Is NPR Getting It?

Today I donated to my local NPR affiliate, KUHF, specifically to buy scolding rights. I wanted to tell them that their reporting on Iraq was so appallingly slanted I no longer trusted them.

I got the email acknowledgement, and opened an email to begin lambasting and pleading.

And then Joe Loconte came on the radio, and said:

There seems to be less talk these days about the political grievances of terrorists, and more talk about their murderous ambitions.

What the hell?

There are fewer voices demanding greater empathy for Islamist rage, and more calling for recruits to overcome it. And these voices are coming from inside and outside the Islamic tradition.

I kept waiting for the debunking of this Roveist fantasy. Instead:

President Bush [is] linking the theology of militant Islam to that of fascism and communism. His national security strategy says America faces a totalitarian ideology that thrives on terror, enslavement, and murder.

Loconte does not debunk this. No, indeed. He gets it.

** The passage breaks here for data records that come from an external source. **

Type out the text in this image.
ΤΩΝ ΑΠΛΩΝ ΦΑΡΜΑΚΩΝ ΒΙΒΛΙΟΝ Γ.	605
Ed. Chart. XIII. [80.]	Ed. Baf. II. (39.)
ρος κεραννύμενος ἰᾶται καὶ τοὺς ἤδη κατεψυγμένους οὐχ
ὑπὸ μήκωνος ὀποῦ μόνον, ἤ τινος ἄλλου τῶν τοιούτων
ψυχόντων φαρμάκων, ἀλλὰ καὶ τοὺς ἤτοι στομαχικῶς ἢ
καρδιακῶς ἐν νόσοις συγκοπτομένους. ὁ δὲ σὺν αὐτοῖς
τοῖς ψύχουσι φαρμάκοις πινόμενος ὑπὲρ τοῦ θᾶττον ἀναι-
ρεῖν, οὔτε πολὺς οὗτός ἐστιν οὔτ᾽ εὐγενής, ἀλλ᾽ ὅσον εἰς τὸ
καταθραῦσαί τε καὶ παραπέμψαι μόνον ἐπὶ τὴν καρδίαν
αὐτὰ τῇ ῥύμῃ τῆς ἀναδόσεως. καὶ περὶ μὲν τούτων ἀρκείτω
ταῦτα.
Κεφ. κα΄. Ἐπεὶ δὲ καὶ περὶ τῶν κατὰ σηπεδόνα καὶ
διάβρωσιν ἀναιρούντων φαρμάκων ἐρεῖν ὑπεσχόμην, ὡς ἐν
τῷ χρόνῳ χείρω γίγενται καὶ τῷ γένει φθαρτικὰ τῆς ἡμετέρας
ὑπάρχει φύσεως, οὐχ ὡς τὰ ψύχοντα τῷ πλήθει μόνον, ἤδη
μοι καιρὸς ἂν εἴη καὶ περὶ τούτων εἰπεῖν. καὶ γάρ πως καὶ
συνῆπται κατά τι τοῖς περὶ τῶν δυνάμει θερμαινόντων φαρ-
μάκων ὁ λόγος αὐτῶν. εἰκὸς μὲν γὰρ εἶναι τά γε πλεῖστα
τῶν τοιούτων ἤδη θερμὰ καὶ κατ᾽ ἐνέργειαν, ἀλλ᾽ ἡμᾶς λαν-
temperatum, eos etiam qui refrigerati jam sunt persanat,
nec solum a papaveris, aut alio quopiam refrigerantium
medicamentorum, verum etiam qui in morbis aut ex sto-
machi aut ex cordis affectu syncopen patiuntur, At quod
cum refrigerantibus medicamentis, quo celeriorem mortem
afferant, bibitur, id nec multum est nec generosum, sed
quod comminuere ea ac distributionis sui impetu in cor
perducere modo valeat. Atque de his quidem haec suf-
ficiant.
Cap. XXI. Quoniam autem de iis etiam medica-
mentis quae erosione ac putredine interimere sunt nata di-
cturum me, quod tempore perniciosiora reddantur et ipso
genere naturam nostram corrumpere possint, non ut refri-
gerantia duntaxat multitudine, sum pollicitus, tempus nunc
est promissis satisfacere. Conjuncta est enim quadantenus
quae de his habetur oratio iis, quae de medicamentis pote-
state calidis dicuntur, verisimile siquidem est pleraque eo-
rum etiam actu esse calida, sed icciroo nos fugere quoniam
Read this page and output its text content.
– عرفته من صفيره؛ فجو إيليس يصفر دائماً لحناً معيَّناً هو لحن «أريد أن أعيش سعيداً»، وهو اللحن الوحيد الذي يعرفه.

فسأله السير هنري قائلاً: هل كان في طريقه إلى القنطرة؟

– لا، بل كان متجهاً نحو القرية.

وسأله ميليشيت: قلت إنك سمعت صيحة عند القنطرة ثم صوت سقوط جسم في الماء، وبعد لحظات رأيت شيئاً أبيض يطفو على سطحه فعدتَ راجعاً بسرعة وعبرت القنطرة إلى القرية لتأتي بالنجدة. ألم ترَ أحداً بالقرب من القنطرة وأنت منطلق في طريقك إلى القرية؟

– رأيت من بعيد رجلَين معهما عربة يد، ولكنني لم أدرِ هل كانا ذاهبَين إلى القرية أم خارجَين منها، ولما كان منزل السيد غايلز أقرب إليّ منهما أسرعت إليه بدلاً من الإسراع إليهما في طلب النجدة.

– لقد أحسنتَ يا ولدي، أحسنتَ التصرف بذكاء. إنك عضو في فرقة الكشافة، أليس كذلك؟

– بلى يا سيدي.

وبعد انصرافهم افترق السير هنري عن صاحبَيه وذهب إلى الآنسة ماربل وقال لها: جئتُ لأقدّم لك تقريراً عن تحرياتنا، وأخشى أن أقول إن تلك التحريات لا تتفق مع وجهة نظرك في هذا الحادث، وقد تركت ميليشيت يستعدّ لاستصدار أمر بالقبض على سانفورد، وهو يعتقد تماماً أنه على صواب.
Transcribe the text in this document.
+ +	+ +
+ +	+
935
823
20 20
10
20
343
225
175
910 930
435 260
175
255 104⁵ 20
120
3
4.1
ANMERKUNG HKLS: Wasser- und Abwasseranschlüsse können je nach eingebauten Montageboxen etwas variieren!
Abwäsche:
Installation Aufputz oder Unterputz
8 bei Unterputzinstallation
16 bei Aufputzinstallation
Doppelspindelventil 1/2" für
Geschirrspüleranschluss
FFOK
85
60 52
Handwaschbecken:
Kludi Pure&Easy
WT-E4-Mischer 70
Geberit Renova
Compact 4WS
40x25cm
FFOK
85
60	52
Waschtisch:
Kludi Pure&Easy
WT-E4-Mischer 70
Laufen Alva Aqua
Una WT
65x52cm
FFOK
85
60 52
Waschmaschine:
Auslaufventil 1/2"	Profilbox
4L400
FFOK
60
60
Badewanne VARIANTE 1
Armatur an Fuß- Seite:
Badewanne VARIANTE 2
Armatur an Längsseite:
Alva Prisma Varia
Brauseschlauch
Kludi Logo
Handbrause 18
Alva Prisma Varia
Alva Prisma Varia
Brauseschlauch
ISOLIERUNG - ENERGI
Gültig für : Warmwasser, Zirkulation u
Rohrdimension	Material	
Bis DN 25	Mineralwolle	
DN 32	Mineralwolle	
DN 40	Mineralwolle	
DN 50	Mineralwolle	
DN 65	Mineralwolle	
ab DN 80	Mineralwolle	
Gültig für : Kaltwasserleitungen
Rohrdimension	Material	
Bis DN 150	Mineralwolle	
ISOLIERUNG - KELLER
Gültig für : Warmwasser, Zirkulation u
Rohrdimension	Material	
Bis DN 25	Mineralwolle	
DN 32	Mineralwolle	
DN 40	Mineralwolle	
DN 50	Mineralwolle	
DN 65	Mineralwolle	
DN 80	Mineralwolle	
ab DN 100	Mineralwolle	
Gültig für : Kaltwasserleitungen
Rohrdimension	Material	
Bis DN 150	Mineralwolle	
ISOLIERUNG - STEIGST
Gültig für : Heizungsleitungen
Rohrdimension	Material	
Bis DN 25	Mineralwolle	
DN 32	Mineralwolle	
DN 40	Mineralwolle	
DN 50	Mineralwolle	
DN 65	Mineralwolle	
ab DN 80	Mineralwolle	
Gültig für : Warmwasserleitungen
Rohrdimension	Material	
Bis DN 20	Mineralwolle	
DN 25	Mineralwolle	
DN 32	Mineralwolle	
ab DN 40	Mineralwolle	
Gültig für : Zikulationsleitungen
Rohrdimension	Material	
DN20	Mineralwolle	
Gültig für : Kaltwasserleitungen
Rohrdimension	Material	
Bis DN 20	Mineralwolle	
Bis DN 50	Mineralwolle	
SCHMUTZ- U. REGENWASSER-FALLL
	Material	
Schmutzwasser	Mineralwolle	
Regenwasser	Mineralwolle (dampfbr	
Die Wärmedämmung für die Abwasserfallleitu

It’s critical for politicians and public intellectuals to warn us about the nature of new international threats. Theologian Reinhold Niebuhr and philosopher Lewis Mumford did much the same in the 1930s during the rise of Nazism….[Mumford] rejected the view that Nazi aggression could be explained by political injustices, and he pleaded for U.S. military intervention. Mumford’s description of fascism, its glorification of war, its hatred of democracy, its delight in physical cruelty, reads like a playbook for Osama bin Laden and his loyalists. More public thinkers are facing the possibility that Islam is being transformed into a new strain of the fascist disease….The barbarians, it seems, have returned. Their brooding racism, their genocidal ambitions, their corrupted spirituality: we’ve seen their likes before. And like their predecessors, they will not be appeased. We may disagree over how to defeat them, but let’s have no more debate over what this fight is really about.

[Emphasis, and any transcription errors, are mine.]

Without question, this is the sanest, and most important thing I have heard on NPR since the original attack on Baghdad.

It’s been said that we lost Vietnam when we lost Cronkite. I’m hoping now that if we’ve won NPR, we’ve won the war in the Middle East.

If NPR keeps this up, I might go back, and increase my donation.

Please, even if you are on dialup, and it will take a long time to download, go here, click the “Listen” button under the title, and hear what I have been trying to say for three years now from a voice many of you trust, and that I may begin to trust again.

If the Democratic leadership gets this, I might even not have to vote Republican next election.